Derek Piotr’s most personal statement yet, “Making and Then Unmaking” at first glance appears to be a radical departure for the young composer, yet upon closer inspection, proves to be the most intimate look at his heart. For throughout his entire varied career and output, his voice has rested at the center of the sound. Here he simply strips away all the distance that digital can bring for a sound that has an honesty to it all. The usage of traditional folk songs and his exploration of their roots feels absolutely eternal.
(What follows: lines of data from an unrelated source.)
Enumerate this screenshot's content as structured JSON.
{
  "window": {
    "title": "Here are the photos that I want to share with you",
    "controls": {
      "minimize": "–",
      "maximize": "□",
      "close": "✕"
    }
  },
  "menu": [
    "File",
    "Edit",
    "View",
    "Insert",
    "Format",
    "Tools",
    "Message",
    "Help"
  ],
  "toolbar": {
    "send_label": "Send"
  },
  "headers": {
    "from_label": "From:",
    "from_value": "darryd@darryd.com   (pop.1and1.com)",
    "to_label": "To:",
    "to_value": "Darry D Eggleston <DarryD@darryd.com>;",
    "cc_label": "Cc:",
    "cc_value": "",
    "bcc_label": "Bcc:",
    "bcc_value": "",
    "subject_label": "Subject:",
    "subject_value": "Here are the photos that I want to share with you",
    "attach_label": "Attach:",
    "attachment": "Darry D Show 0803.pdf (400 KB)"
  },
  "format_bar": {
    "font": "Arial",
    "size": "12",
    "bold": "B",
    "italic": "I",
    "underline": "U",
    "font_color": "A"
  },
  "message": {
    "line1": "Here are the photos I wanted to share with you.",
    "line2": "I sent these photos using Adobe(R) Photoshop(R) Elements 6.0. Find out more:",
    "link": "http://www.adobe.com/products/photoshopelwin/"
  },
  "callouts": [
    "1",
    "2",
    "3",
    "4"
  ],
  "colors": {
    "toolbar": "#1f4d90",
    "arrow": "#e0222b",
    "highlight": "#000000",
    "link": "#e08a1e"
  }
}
He has always called the countryside his home, so in a way the pastoral reflections that these songs exude appear to be have studiously examined. The countryside has surrounded him for literal decades, so in a way these serve as a rawer approach to the sound he has been exploring for years. A lot of these instruments certainly are not things normally attributed to Derek, for certain the usage of a banjo for his sound comes as a bit of a shock. While these are certainly stripped-down approaches, he continues to have a careful ear for arrangements that extend into a more analogue setting.
Upon listening to this, one gets the sense of purpose fulfilled. That is not to diminish his past work but rather serve as yet another reminder of the soulfulness of what John Fahey coined “American Primitive”. Mysterious despite their seeming simplicity, there is a tenderness to each and every tone. Nor does he fully abandon his past sounds, as the bagpipes do offer a nod, ever so subtle, to his past drone-influenced works. Only this time he has taken away the processing to delve into the natural Zen of these instruments.
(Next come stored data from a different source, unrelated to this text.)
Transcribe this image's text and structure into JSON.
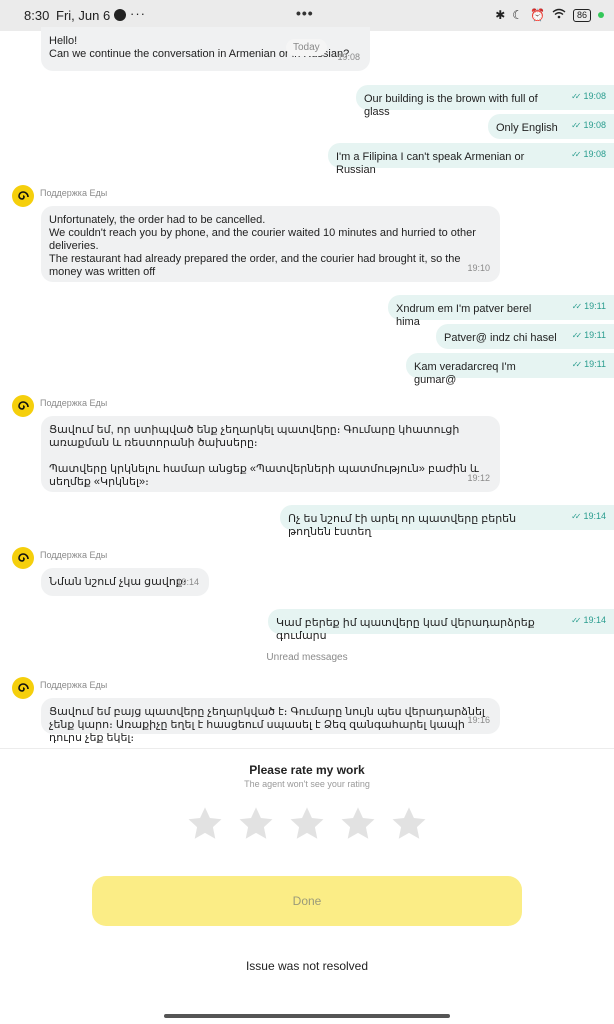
{
  "status_bar": {
    "time": "8:30",
    "date": "Fri, Jun 6",
    "more": "···",
    "center_dots": "•••",
    "battery": "86"
  },
  "chat": {
    "today_label": "Today",
    "agent_name": "Поддержка Еды",
    "unread_label": "Unread messages",
    "messages": [
      {
        "dir": "in",
        "text": "Hello!\nCan we continue the conversation in Armenian or in Russian?",
        "time": "19:08"
      },
      {
        "dir": "out",
        "text": "Our building is the brown with full of glass",
        "time": "19:08"
      },
      {
        "dir": "out",
        "text": "Only English",
        "time": "19:08"
      },
      {
        "dir": "out",
        "text": "I'm a Filipina I can't speak Armenian or Russian",
        "time": "19:08"
      },
      {
        "dir": "in",
        "text": "Unfortunately, the order had to be cancelled.\nWe couldn't reach you by phone, and the courier waited 10 minutes and hurried to other deliveries.\nThe restaurant had already prepared the order, and the courier had brought it, so the money was written off",
        "time": "19:10"
      },
      {
        "dir": "out",
        "text": "Xndrum em I'm patver berel hima",
        "time": "19:11"
      },
      {
        "dir": "out",
        "text": "Patver@ indz chi hasel",
        "time": "19:11"
      },
      {
        "dir": "out",
        "text": "Kam veradarcreq I'm gumar@",
        "time": "19:11"
      },
      {
        "dir": "in",
        "text": "Ցավում եմ, որ ստիպված ենք չեղարկել պատվերը։ Գումարը կհատուցի առաքման և ռեստորանի ծախսերը։\n\nՊատվերը կրկնելու համար անցեք «Պատվերների պատմություն» բաժին և սեղմեք «Կրկնել»։",
        "time": "19:12"
      },
      {
        "dir": "out",
        "text": "Ոչ ես նշում էի արել որ պատվերը բերեն թողնեն էստեղ",
        "time": "19:14"
      },
      {
        "dir": "in",
        "text": "Նման նշում չկա ցավոք։",
        "time": "19:14"
      },
      {
        "dir": "out",
        "text": "Կամ բերեք իմ պատվերը կամ վերադարձրեք գումարս",
        "time": "19:14"
      },
      {
        "dir": "in",
        "text": "Ցավում եմ բայց պատվերը չեղարկված է։ Գումարը նույն պես վերադարձնել չենք կարո։ Առաքիչը եղել է հասցեում սպասել է Ձեզ զանգահարել կապի դուրս չեք եկել։",
        "time": "19:16"
      }
    ]
  },
  "rating": {
    "title": "Please rate my work",
    "subtitle": "The agent won't see your rating",
    "stars": 5,
    "done_label": "Done",
    "unresolved_label": "Issue was not resolved"
  },
  "colors": {
    "accent_yellow": "#fbed86",
    "avatar_yellow": "#f5cf0c",
    "outgoing_bubble": "#e6f4f2",
    "incoming_bubble": "#f0f1f2",
    "check_teal": "#2a9d8f"
  }
}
Vashti Bunyan’s surreal tact introduces the album on a high note with the poetry of “From Your Window” as the tale has an ancient yet simultaneously modern cadence. Guitar work has a pristine polished quality to it with the nimble “Sandhill Command”. A laid-back beauty takes shape on the mellowed “Invisible Map”, as the strings prove to be a deft touch. Perhaps the barest of the tracks comes from the energetic of “Bolakins”. By far the highlight comes from the pastoral rural psychedelic folk of “The Stake/De’il in the Kitchen”. Melody here feels drenched in a forestry sunlight, with small rays of light bursting through the canopy.
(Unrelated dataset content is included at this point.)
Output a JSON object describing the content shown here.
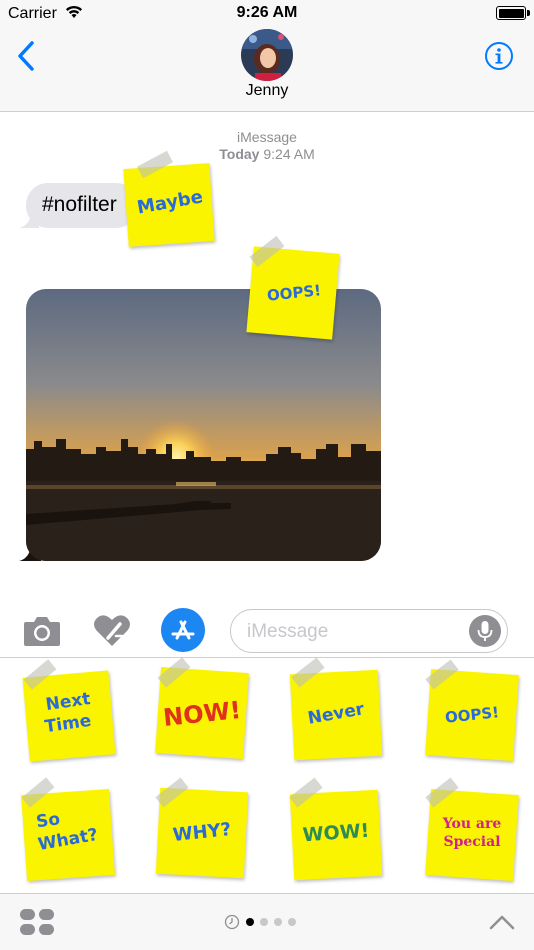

Impossible to pigeonhole, “The Creek” has a dexterity to it, with a sorrowful ode. Compared to the beats of his previous works “Snow in Paradise” features a living, breathing quality, complete with some wonderful slide guitar and saxophone. Delicate gestures cascade downwards on the rather regal “The River”. Perfectly embodying all that came before it is the passion of “Light-Years”.
“Making and Then Unmaking” shows off Derek Piotr’s undeniable tenderness for these are songs that are love.